Bird LE., Ren J., Wright A., Leslie KD., Degrève B., Balzarini J., Stammers DK.
Herpes virus thymidine kinases are responsible for the activation of nucleoside antiviral drugs including (E)-5-(2-bromovinyl)-2'-deoxyuridine. Such viral thymidine kinases (tk), beside having a broader substrate specificity compared with host cell enzymes, also show significant variation in nucleoside phosphorylation among themselves.

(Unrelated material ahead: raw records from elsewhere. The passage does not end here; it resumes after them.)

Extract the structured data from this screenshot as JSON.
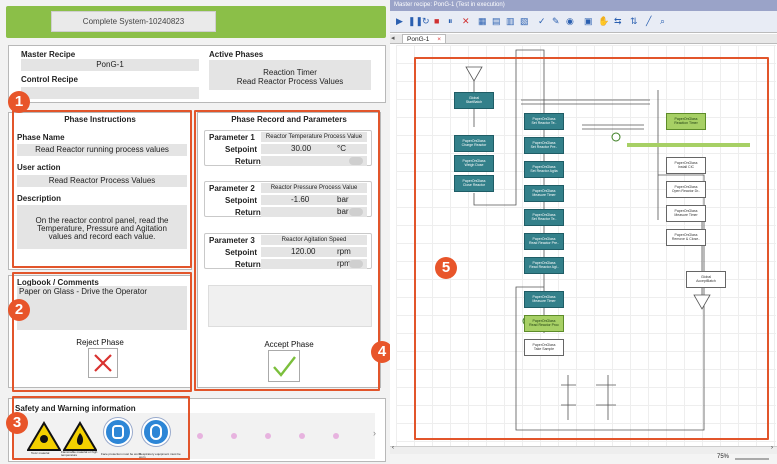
{
  "window": {
    "title": "Complete System-10240823"
  },
  "recipe": {
    "master_label": "Master Recipe",
    "master_value": "PonG-1",
    "control_label": "Control Recipe",
    "control_value": "",
    "active_label": "Active Phases",
    "active_line1": "Reaction Timer",
    "active_line2": "Read Reactor Process Values"
  },
  "instructions": {
    "title": "Phase Instructions",
    "name_label": "Phase Name",
    "name_value": "Read Reactor running process values",
    "action_label": "User action",
    "action_value": "Read Reactor Process Values",
    "desc_label": "Description",
    "desc_value": "On the reactor control panel, read the Temperature, Pressure and Agitation values and record each value."
  },
  "logbook": {
    "title": "Logbook / Comments",
    "text": "Paper on Glass - Drive the Operator"
  },
  "reject": {
    "label": "Reject Phase"
  },
  "record": {
    "title": "Phase Record and Parameters",
    "accept_label": "Accept Phase"
  },
  "params": [
    {
      "label": "Parameter 1",
      "name": "Reactor Temperature Process Value",
      "setpoint_label": "Setpoint",
      "setpoint": "30.00",
      "unit": "°C",
      "return_label": "Return",
      "return_unit": ""
    },
    {
      "label": "Parameter 2",
      "name": "Reactor Pressure Process Value",
      "setpoint_label": "Setpoint",
      "setpoint": "-1.60",
      "unit": "bar",
      "return_label": "Return",
      "return_unit": "bar"
    },
    {
      "label": "Parameter 3",
      "name": "Reactor Agitation Speed",
      "setpoint_label": "Setpoint",
      "setpoint": "120.00",
      "unit": "rpm",
      "return_label": "Return",
      "return_unit": "rpm"
    }
  ],
  "safety": {
    "title": "Safety and Warning information",
    "icons": [
      {
        "name": "toxic-material-icon",
        "caption": "Toxic material"
      },
      {
        "name": "flammable-icon",
        "caption": "Flammable material or high temperature"
      },
      {
        "name": "face-protection-icon",
        "caption": "Face protection must be worn"
      },
      {
        "name": "respiratory-icon",
        "caption": "Respiratory equipment must be worn"
      }
    ]
  },
  "callouts": [
    "1",
    "2",
    "3",
    "4",
    "5"
  ],
  "editor": {
    "title": "Master recipe: PonG-1 (Test in execution)",
    "tab": "PonG-1",
    "tab_close": "×",
    "zoom": "75%"
  },
  "nodes": {
    "global_start": "Global\nStartBatch",
    "chg_a": "PaperOnGlass\nCharge Reactor",
    "weigh": "PaperOnGlass\nWeigh Dose",
    "close": "PaperOnGlass\nClose Reactor",
    "set_temp": "PaperOnGlass\nSet Reactor Te..",
    "set_press": "PaperOnGlass\nSet Reactor Pre..",
    "set_agit": "PaperOnGlass\nSet Reactor Agita",
    "meas": "PaperOnGlass\nMeasure Timer",
    "set_te2": "PaperOnGlass\nSet Reactor Te..",
    "read_pre": "PaperOnGlass\nRead Reactor Pre..",
    "read_agi": "PaperOnGlass\nRead Reactor Agi..",
    "meas2": "PaperOnGlass\nMeasure Timer",
    "read_pv": "PaperOnGlass\nRead Reactor Proc",
    "take": "PaperOnGlass\nTake Sample",
    "react_timer": "PaperOnGlass\nReaction Timer",
    "install": "PaperOnGlass\nInstall CIC",
    "open": "PaperOnGlass\nOpen Reactor Dr..",
    "meas3": "PaperOnGlass\nMeasure Timer",
    "remove": "PaperOnGlass\nRemove & Close..",
    "global_end": "Global\nAcceptBatch"
  }
}
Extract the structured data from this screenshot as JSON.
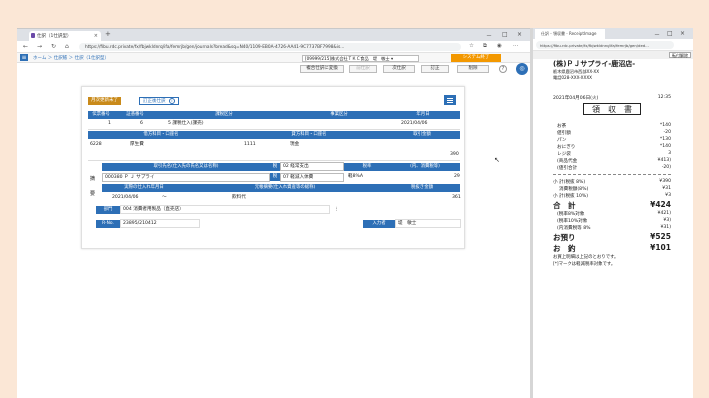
{
  "left_window": {
    "tab_title": "仕訳（1仕訳型）",
    "url": "https://fibu.rdc.private/fx/fbjwkldnrq/ifa/femrjb/gen/journals?bread&sq=N40/1109-EB0A-4726-AA41-9C7737BF7998&is...",
    "window_controls": [
      "－",
      "□",
      "×"
    ]
  },
  "breadcrumb": "ホーム ＞ 仕訳帳 ＞ 仕訳（1仕訳型）",
  "company_field": "[09999/215]株式会社ＴＫＣ食品　堤　敏士 ▾",
  "system_button": "システム終了",
  "toolbar": {
    "tax_change": "複合仕訳に変換",
    "prev": "前仕訳",
    "next": "次仕訳",
    "fix": "訂正",
    "delete": "削除",
    "help": "?"
  },
  "status": {
    "badge1": "月次更新未了",
    "badge2": "訂正後仕訳",
    "info": "i"
  },
  "labels": {
    "denpyo_no": "伝票番号",
    "shoko_no": "証憑番号",
    "kazei": "課税区分",
    "jigyo": "事業区分",
    "date": "年月日",
    "debit": "借方科目・口座名",
    "credit": "貸方科目・口座名",
    "amount": "取引金額",
    "partner": "取引先名(仕入先の氏名又は名称)",
    "tax_type": "税",
    "tax_rate": "税率",
    "tax_included": "(内、消費税等)",
    "actual_date": "実際の仕入れ年月日",
    "description": "元帳摘要(仕入れ資産等の総称)",
    "tax_amount": "税抜き金額",
    "dept": "部門",
    "rno": "R-No.",
    "input_person": "入力者"
  },
  "values": {
    "denpyo_no": "1",
    "shoko_no": "6",
    "kazei": "5 課税仕入(課売)",
    "date": "2021/04/06",
    "debit_code": "6228",
    "debit_name": "厚生費",
    "credit_code": "1111",
    "credit_name": "現金",
    "amount": "390",
    "partner": "000380 Ｐ Ｊ サプライ",
    "tax_1": "02 経常支出",
    "tax_2": "07 軽減入体費",
    "tax_rate": "軽8%A",
    "tax_included": "29",
    "actual_date": "2021/04/06",
    "tilde": "〜",
    "description": "飲料代",
    "tax_amount": "361",
    "dept": "004 消費者用製品（直売店）",
    "rno": "23895/210412",
    "input_person": "堤　敏士"
  },
  "right_window": {
    "tab_title": "仕訳 - 領収書 - ReceiptImage",
    "url": "https://fibu.rdc.private/fx/fbjwkldnrq/ifa/femrjb/gen/ded...",
    "save_button": "転付解除"
  },
  "receipt": {
    "store": "(株)ＰＪサプライ-鹿沼店-",
    "address": "栃木県鹿沼市西部XX-XX",
    "phone": "電話028-XXX-XXXX",
    "datetime": "2021年04月06日(火)",
    "time": "12:35",
    "title": "領　収　書",
    "items": [
      {
        "name": "お茶",
        "price": "*140"
      },
      {
        "name": "値引額",
        "price": "-20"
      },
      {
        "name": "パン",
        "price": "*130"
      },
      {
        "name": "おにぎり",
        "price": "*140"
      },
      {
        "name": "レジ袋",
        "price": "3"
      },
      {
        "name": "(商品代金",
        "price": "¥413)"
      },
      {
        "name": "(値引合計",
        "price": "-20)"
      }
    ],
    "sub1": {
      "name": "小 計(税抜 8%)",
      "price": "¥390"
    },
    "sub1b": {
      "name": "消費税額(8%)",
      "price": "¥31"
    },
    "sub2": {
      "name": "小 計(税抜 10%)",
      "price": "¥3"
    },
    "total": {
      "name": "合　計",
      "price": "¥424"
    },
    "t1": {
      "name": "(税率8%対象",
      "price": "¥421)"
    },
    "t2": {
      "name": "(税率10%対象",
      "price": "¥3)"
    },
    "t3": {
      "name": "(内消費税等 8%",
      "price": "¥31)"
    },
    "paid": {
      "name": "お預り",
      "price": "¥525"
    },
    "change": {
      "name": "お　釣",
      "price": "¥101"
    },
    "note1": "お買上明細は上記のとおりです。",
    "note2": "[*]マークは軽減税率対象です。"
  },
  "colors": {
    "accent": "#2d6fb6",
    "badge_orange": "#c98a1a",
    "badge_blue": "#2d6fb6",
    "system": "#f39800"
  }
}
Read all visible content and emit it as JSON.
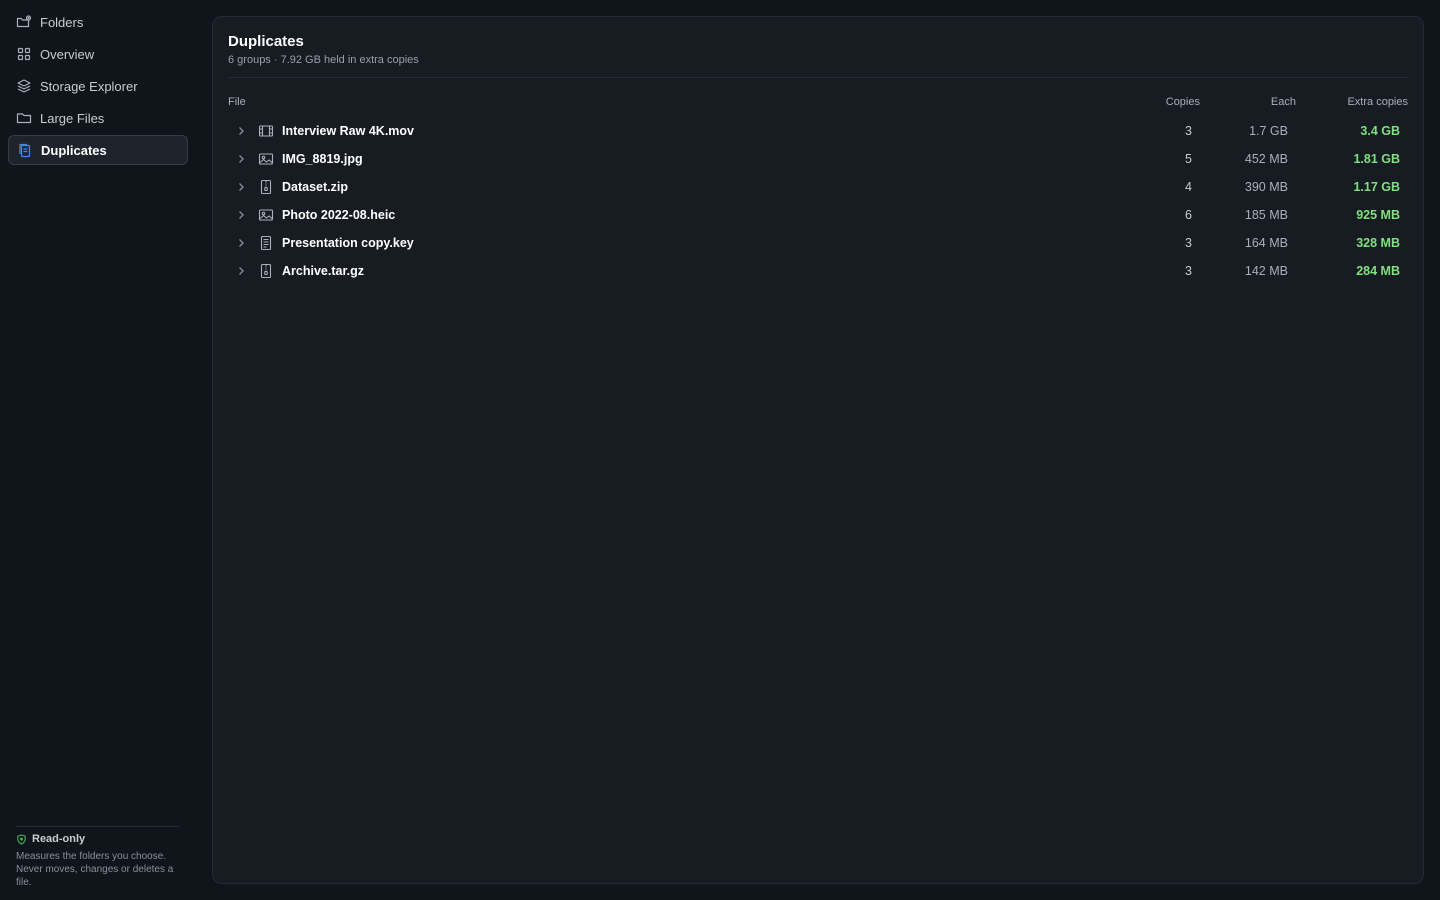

We have determined the crystal structure of Varicella zoster virus (VZV, human herpes virus 3) thymidine kinase complexed with (E)-5-(2-bromovinyl)-2'-deoxyuridine 5'-monophosphate and ADP. Differences in the conformation of a loop region (residues 55-61) and the position of two alpha-helices at the subunit interface of VZV-tk compared with the herpes simplex virus type 1 (human herpes virus 1) enzyme give rise to changes in the positioning of residues such as tyrosine 66 and glutamine 90, which hydrogen bond to the substrate in the active site. Such changes in combination with the substitution in VZV-tk of two phenylalanine residues (in place of a tyrosine and methionine), which sandwich the substrate pyrimidine ring, cause an alteration in the positioning of the base. The interaction of the (E)-5-(2-bromovinyl)-2'-deoxyuridine deoxyribose ring with the protein is altered by substitution of tyrosine 21 and phenylalanine 139 (analagous to herpes simplex virus type 1 histidine 58 and tyrosine 172), which may explain some of the differences in nucleoside sugar selectivity between both enzymes. The altered active site architecture may also account for the differences in the substrate activity of ganciclovir for the two thymidine kinases. These data should be of use in the design of novel antiherpes and antitumor drugs.